Wednesday, April 24, 2019

Bloom Filter Efficiency And Cardinality Estimates

I've recently came across an interesting observation I've not seen documented yet, so I'm publishing a simple example here to demonstrate the issue.

In principle it looks like that the efficiency of Bloom Filter operations are dependent on the cardinality estimates. This means that in particular cardinality under-estimates of the optimizer can make a dramatic difference how efficient a corresponding Bloom Filter operation based on such a cardinality estimate will work at runtime. Since Bloom Filters are crucial for efficient processing in particular when using Exadata or In Memory column store this can have significant impact on the performance of affected operations.
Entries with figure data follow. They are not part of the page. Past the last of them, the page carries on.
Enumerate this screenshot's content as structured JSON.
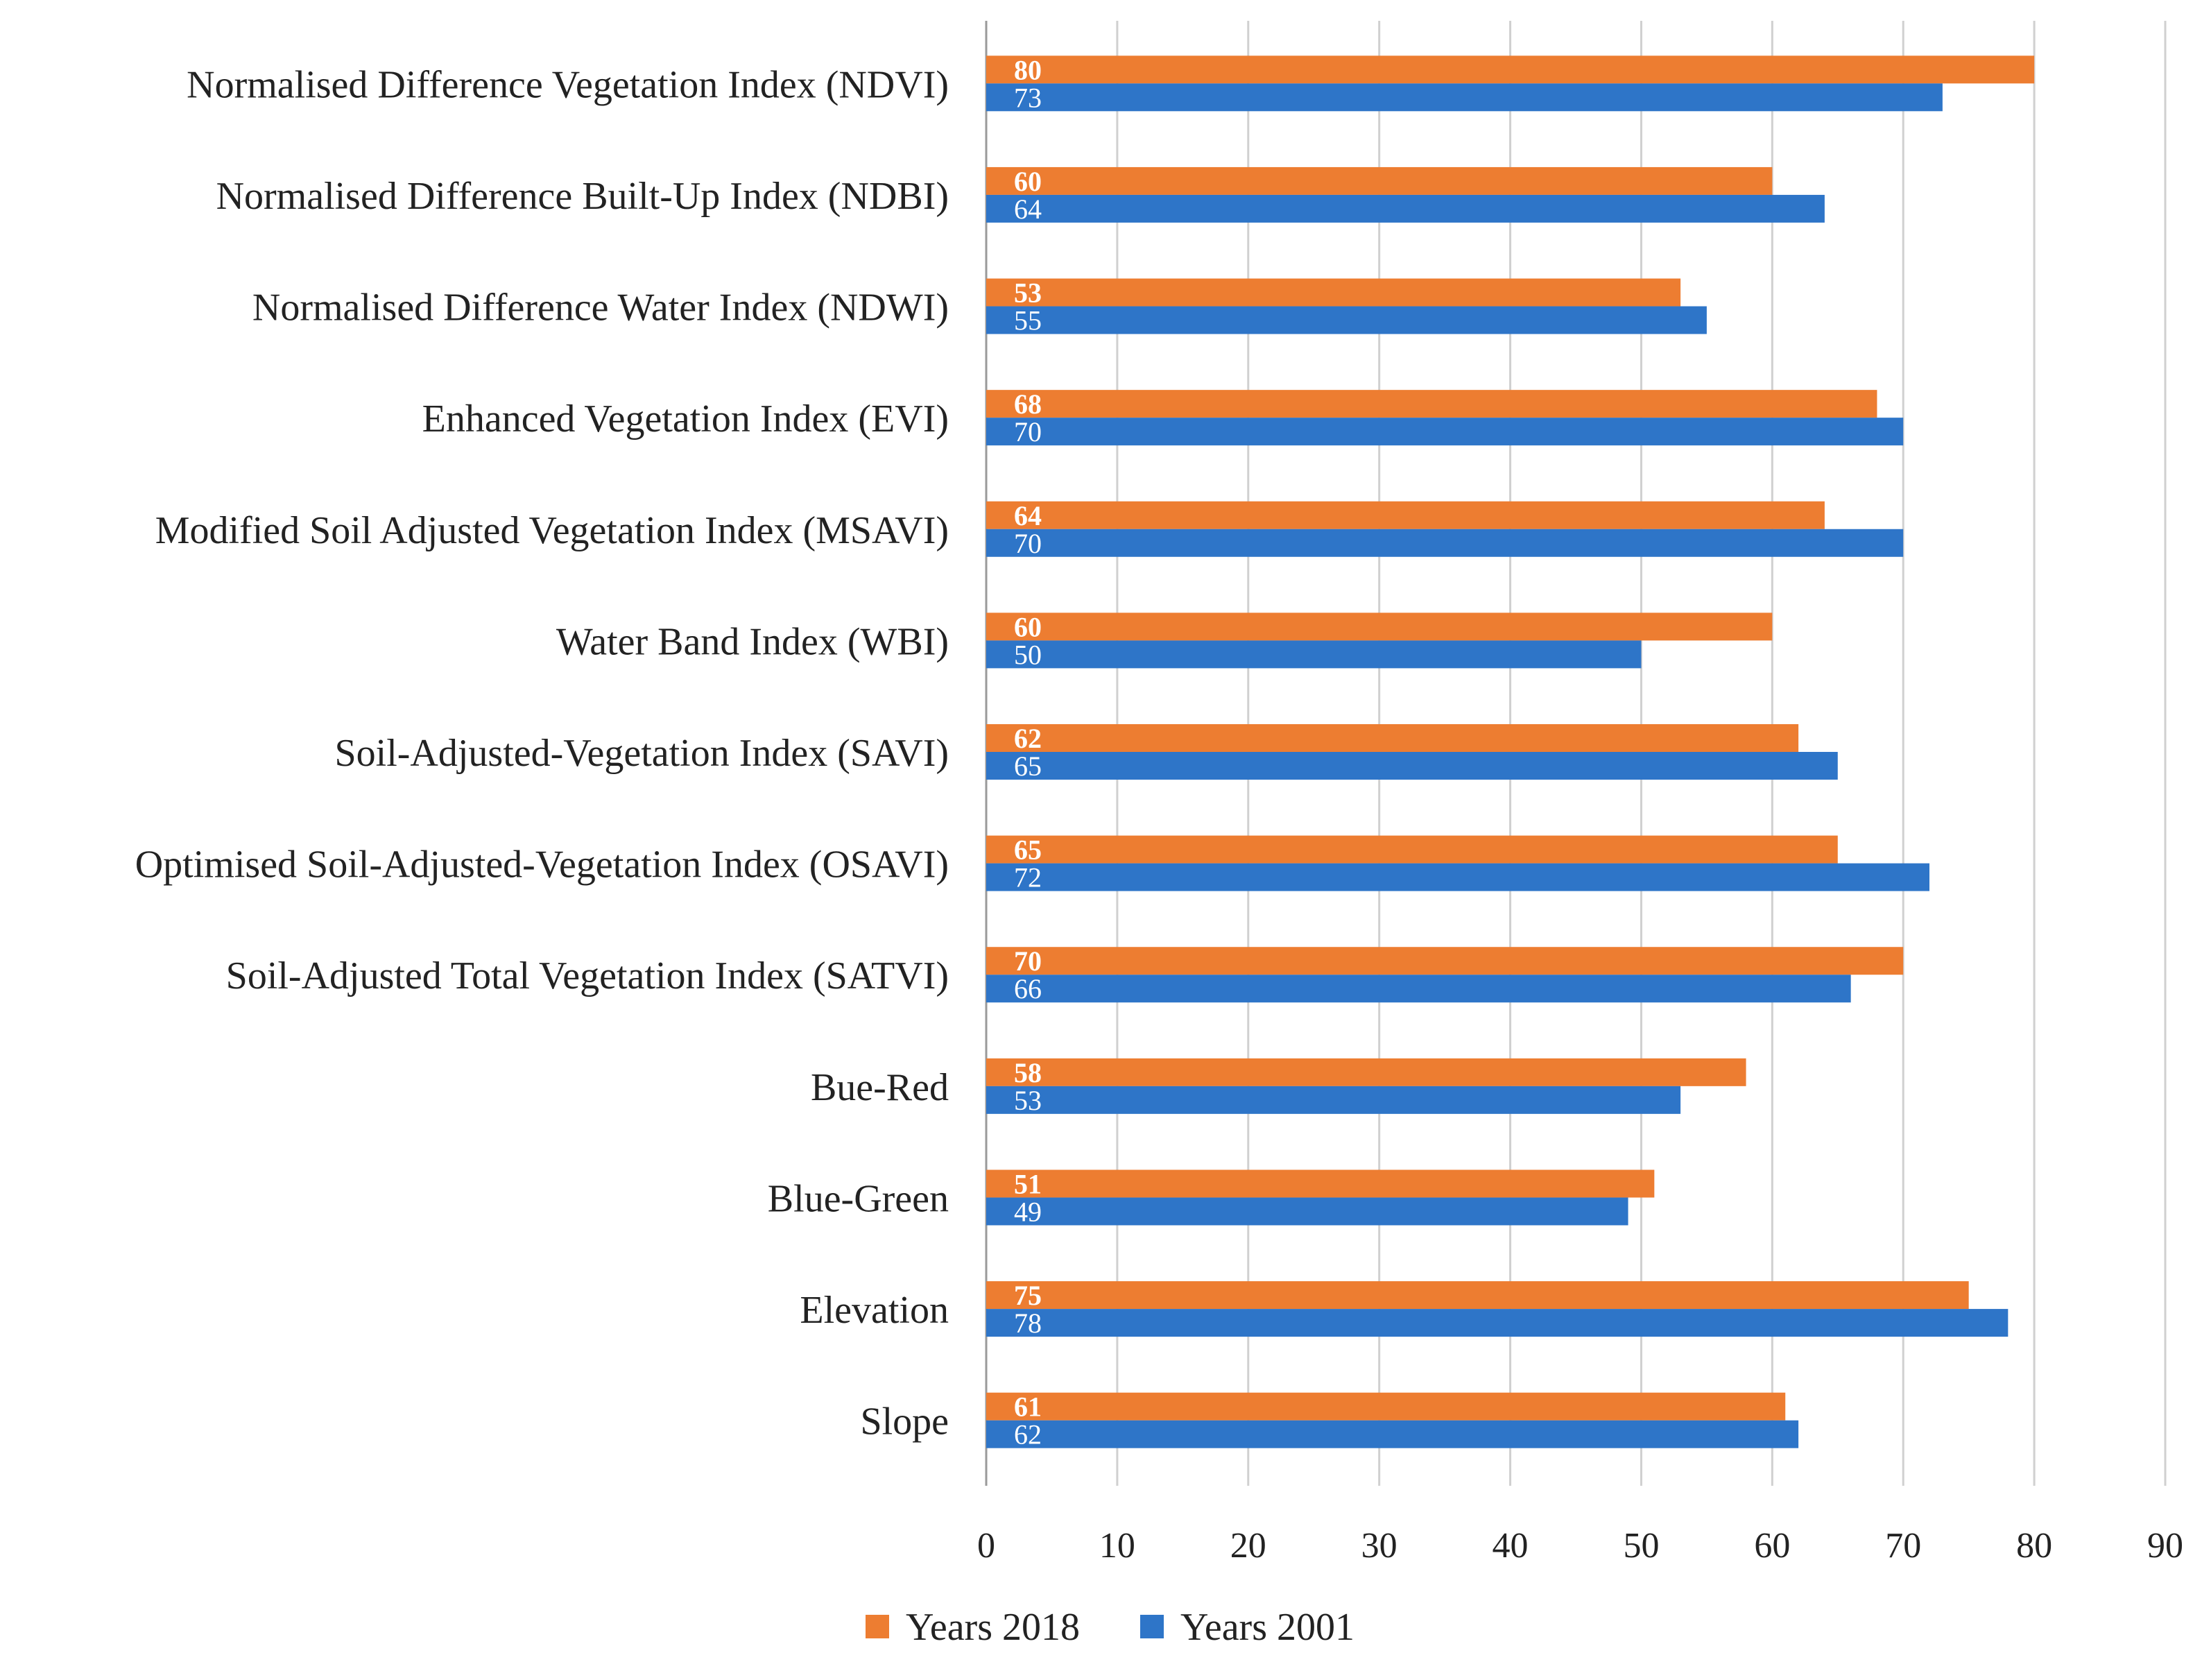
{
  "chart_data": {
    "type": "bar",
    "orientation": "horizontal",
    "title": "",
    "xlabel": "",
    "ylabel": "",
    "xlim": [
      0,
      90
    ],
    "x_ticks": [
      0,
      10,
      20,
      30,
      40,
      50,
      60,
      70,
      80,
      90
    ],
    "grid": "vertical",
    "legend_position": "bottom-center",
    "categories": [
      "Normalised Difference Vegetation Index (NDVI)",
      "Normalised Difference Built-Up Index (NDBI)",
      "Normalised Difference Water Index (NDWI)",
      "Enhanced Vegetation Index (EVI)",
      "Modified Soil Adjusted Vegetation Index (MSAVI)",
      "Water Band Index (WBI)",
      "Soil-Adjusted-Vegetation Index (SAVI)",
      "Optimised Soil-Adjusted-Vegetation Index (OSAVI)",
      "Soil-Adjusted Total Vegetation Index (SATVI)",
      "Bue-Red",
      "Blue-Green",
      "Elevation",
      "Slope"
    ],
    "series": [
      {
        "name": "Years 2018",
        "color": "#ED7D31",
        "values": [
          80,
          60,
          53,
          68,
          64,
          60,
          62,
          65,
          70,
          58,
          51,
          75,
          61
        ]
      },
      {
        "name": "Years 2001",
        "color": "#2E75C8",
        "values": [
          73,
          64,
          55,
          70,
          70,
          50,
          65,
          72,
          66,
          53,
          49,
          78,
          62
        ]
      }
    ]
  }
}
While other operations based on SQL workareas like hash joins for example can be affected by such cardinality mis-estimates, too, these seem to be capable of adapting at runtime - at least to a certain degree. However I haven't seen such an adaptive behaviour of Bloom Filter operations at runtime (not even when executing the same statement multiple times and statistics feedback not kicking in).
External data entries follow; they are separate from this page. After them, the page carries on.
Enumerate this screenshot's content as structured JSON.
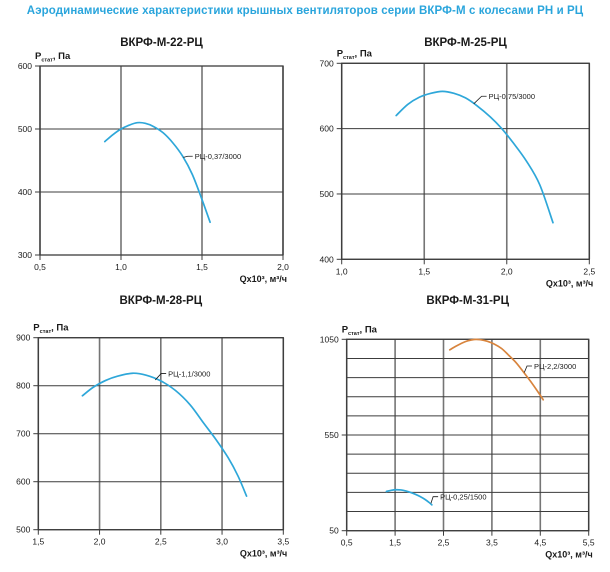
{
  "page_title": "Аэродинамические характеристики крышных вентиляторов серии ВКРФ-М с колесами РН и РЦ",
  "colors": {
    "page_title": "#2aa5dc",
    "text": "#1a1a1a",
    "grid_h": "#3c3c3c",
    "grid_v": "#757575",
    "curve_blue": "#2ea7d9",
    "curve_orange": "#d8843d"
  },
  "chart_data": [
    {
      "type": "line",
      "title": "ВКРФ-М-22-РЦ",
      "ylabel": {
        "base": "P",
        "sub": "стат",
        "unit": ", Па"
      },
      "xlabel": "Qx10³, м³/ч",
      "xlim": [
        0.5,
        2.0
      ],
      "ylim": [
        300,
        600
      ],
      "xticks": [
        {
          "v": 0.5,
          "t": "0,5"
        },
        {
          "v": 1.0,
          "t": "1,0"
        },
        {
          "v": 1.5,
          "t": "1,5"
        },
        {
          "v": 2.0,
          "t": "2,0"
        }
      ],
      "yticks": [
        {
          "v": 600,
          "t": "600"
        },
        {
          "v": 500,
          "t": "500"
        },
        {
          "v": 400,
          "t": "400"
        },
        {
          "v": 300,
          "t": "300"
        }
      ],
      "grid_x": [
        0.5,
        1.0,
        1.5,
        2.0
      ],
      "grid_y": [
        300,
        400,
        500,
        600
      ],
      "series": [
        {
          "name": "РЦ-0,37/3000",
          "color": "#2ea7d9",
          "points": [
            [
              0.9,
              480
            ],
            [
              0.95,
              491
            ],
            [
              1.0,
              500
            ],
            [
              1.05,
              506
            ],
            [
              1.1,
              510
            ],
            [
              1.15,
              509
            ],
            [
              1.2,
              504
            ],
            [
              1.26,
              494
            ],
            [
              1.32,
              478
            ],
            [
              1.38,
              457
            ],
            [
              1.44,
              428
            ],
            [
              1.5,
              388
            ],
            [
              1.55,
              352
            ]
          ],
          "label_xy": [
            1.455,
            452
          ],
          "pointer_xy": [
            1.385,
            455
          ]
        }
      ]
    },
    {
      "type": "line",
      "title": "ВКРФ-М-25-РЦ",
      "ylabel": {
        "base": "P",
        "sub": "стат",
        "unit": ", Па"
      },
      "xlabel": "Qx10³, м³/ч",
      "xlim": [
        1.0,
        2.5
      ],
      "ylim": [
        400,
        700
      ],
      "xticks": [
        {
          "v": 1.0,
          "t": "1,0"
        },
        {
          "v": 1.5,
          "t": "1,5"
        },
        {
          "v": 2.0,
          "t": "2,0"
        },
        {
          "v": 2.5,
          "t": "2,5"
        }
      ],
      "yticks": [
        {
          "v": 700,
          "t": "700"
        },
        {
          "v": 600,
          "t": "600"
        },
        {
          "v": 500,
          "t": "500"
        },
        {
          "v": 400,
          "t": "400"
        }
      ],
      "grid_x": [
        1.0,
        1.5,
        2.0,
        2.5
      ],
      "grid_y": [
        400,
        500,
        600,
        700
      ],
      "series": [
        {
          "name": "РЦ-0,75/3000",
          "color": "#2ea7d9",
          "points": [
            [
              1.33,
              620
            ],
            [
              1.4,
              637
            ],
            [
              1.47,
              648
            ],
            [
              1.54,
              654
            ],
            [
              1.61,
              657
            ],
            [
              1.68,
              654
            ],
            [
              1.75,
              647
            ],
            [
              1.82,
              635
            ],
            [
              1.9,
              618
            ],
            [
              1.97,
              600
            ],
            [
              2.04,
              578
            ],
            [
              2.12,
              550
            ],
            [
              2.2,
              514
            ],
            [
              2.28,
              456
            ]
          ],
          "label_xy": [
            1.89,
            645
          ],
          "pointer_xy": [
            1.8,
            638
          ]
        }
      ]
    },
    {
      "type": "line",
      "title": "ВКРФ-М-28-РЦ",
      "ylabel": {
        "base": "P",
        "sub": "стат",
        "unit": ", Па"
      },
      "xlabel": "Qx10³, м³/ч",
      "xlim": [
        1.5,
        3.5
      ],
      "ylim": [
        500,
        900
      ],
      "xticks": [
        {
          "v": 1.5,
          "t": "1,5"
        },
        {
          "v": 2.0,
          "t": "2,0"
        },
        {
          "v": 2.5,
          "t": "2,5"
        },
        {
          "v": 3.0,
          "t": "3,0"
        },
        {
          "v": 3.5,
          "t": "3,5"
        }
      ],
      "yticks": [
        {
          "v": 900,
          "t": "900"
        },
        {
          "v": 800,
          "t": "800"
        },
        {
          "v": 700,
          "t": "700"
        },
        {
          "v": 600,
          "t": "600"
        },
        {
          "v": 500,
          "t": "500"
        }
      ],
      "grid_x": [
        1.5,
        2.0,
        2.5,
        3.0,
        3.5
      ],
      "grid_y": [
        500,
        600,
        700,
        800,
        900
      ],
      "series": [
        {
          "name": "РЦ-1,1/3000",
          "color": "#2ea7d9",
          "points": [
            [
              1.86,
              779
            ],
            [
              1.95,
              797
            ],
            [
              2.05,
              811
            ],
            [
              2.15,
              820
            ],
            [
              2.27,
              826
            ],
            [
              2.38,
              822
            ],
            [
              2.5,
              810
            ],
            [
              2.62,
              790
            ],
            [
              2.74,
              760
            ],
            [
              2.85,
              722
            ],
            [
              2.95,
              688
            ],
            [
              3.05,
              650
            ],
            [
              3.13,
              612
            ],
            [
              3.2,
              570
            ]
          ],
          "label_xy": [
            2.56,
            819
          ],
          "pointer_xy": [
            2.455,
            812
          ]
        }
      ]
    },
    {
      "type": "line",
      "title": "ВКРФ-М-31-РЦ",
      "ylabel": {
        "base": "P",
        "sub": "стат",
        "unit": ", Па"
      },
      "xlabel": "Qx10³, м³/ч",
      "xlim": [
        0.5,
        5.5
      ],
      "ylim": [
        50,
        1050
      ],
      "xticks": [
        {
          "v": 0.5,
          "t": "0,5"
        },
        {
          "v": 1.5,
          "t": "1,5"
        },
        {
          "v": 2.5,
          "t": "2,5"
        },
        {
          "v": 3.5,
          "t": "3,5"
        },
        {
          "v": 4.5,
          "t": "4,5"
        },
        {
          "v": 5.5,
          "t": "5,5"
        }
      ],
      "yticks": [
        {
          "v": 1050,
          "t": "1050"
        },
        {
          "v": 550,
          "t": "550"
        },
        {
          "v": 50,
          "t": "50"
        }
      ],
      "grid_x": [
        0.5,
        1.5,
        2.5,
        3.5,
        4.5,
        5.5
      ],
      "grid_y": [
        50,
        150,
        250,
        350,
        450,
        550,
        650,
        750,
        850,
        950,
        1050
      ],
      "series": [
        {
          "name": "РЦ-2,2/3000",
          "color": "#d8843d",
          "points": [
            [
              2.63,
              995
            ],
            [
              2.75,
              1013
            ],
            [
              2.88,
              1030
            ],
            [
              3.0,
              1042
            ],
            [
              3.13,
              1049
            ],
            [
              3.26,
              1048
            ],
            [
              3.4,
              1040
            ],
            [
              3.55,
              1025
            ],
            [
              3.7,
              1002
            ],
            [
              3.85,
              966
            ],
            [
              4.0,
              928
            ],
            [
              4.15,
              880
            ],
            [
              4.3,
              830
            ],
            [
              4.45,
              776
            ],
            [
              4.56,
              734
            ]
          ],
          "label_xy": [
            4.37,
            895
          ],
          "pointer_xy": [
            4.17,
            877
          ]
        },
        {
          "name": "РЦ-0,25/1500",
          "color": "#2ea7d9",
          "points": [
            [
              1.32,
              255
            ],
            [
              1.42,
              261
            ],
            [
              1.52,
              264
            ],
            [
              1.62,
              263
            ],
            [
              1.72,
              258
            ],
            [
              1.82,
              250
            ],
            [
              1.92,
              240
            ],
            [
              2.02,
              228
            ],
            [
              2.12,
              213
            ],
            [
              2.2,
              198
            ],
            [
              2.26,
              185
            ]
          ],
          "label_xy": [
            2.43,
            212
          ],
          "pointer_xy": [
            2.24,
            193
          ]
        }
      ]
    }
  ]
}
To demonstrate the issue I'll create two simple tables that get joined and one of them gets a filter applied:

create table t1 parallel 4 nologging compress
as
with
generator1 as
(
  select /*+
              cardinality(1e3)
              materialize
          */
          rownum as id
        , rpad('x', 100) as filler
  from
          dual
  connect by
          level <= 1e3
),
generator2 as
(
  select /*+
              cardinality(1e4)
              materialize
          */
          rownum as id
        , rpad('x', 100) as filler
  from
          dual
  connect by
          level <= 1e4
)
select
       id
     , id as id2
     , rpad('x', 100) as filler
from   (
          select /*+ leading(b a) */
                  (a.id - 1) * 1e4 + b.id as id
          from
                  generator1 a
                , generator2 b
       )
;

alter table t1 noparallel;

create table t2 parallel 4 nologging compress as select * from t1;

alter table t2 noparallel;

All I did here is create two tables with 10 million rows each, and I'll look at the runtime statistics of the following query:

select /*+ no_merge(x) */ * from (
select /*+
           leading(t1)
           use_hash(t2)
           px_join_filter(t2)
           opt_estimate(table t1 rows=1)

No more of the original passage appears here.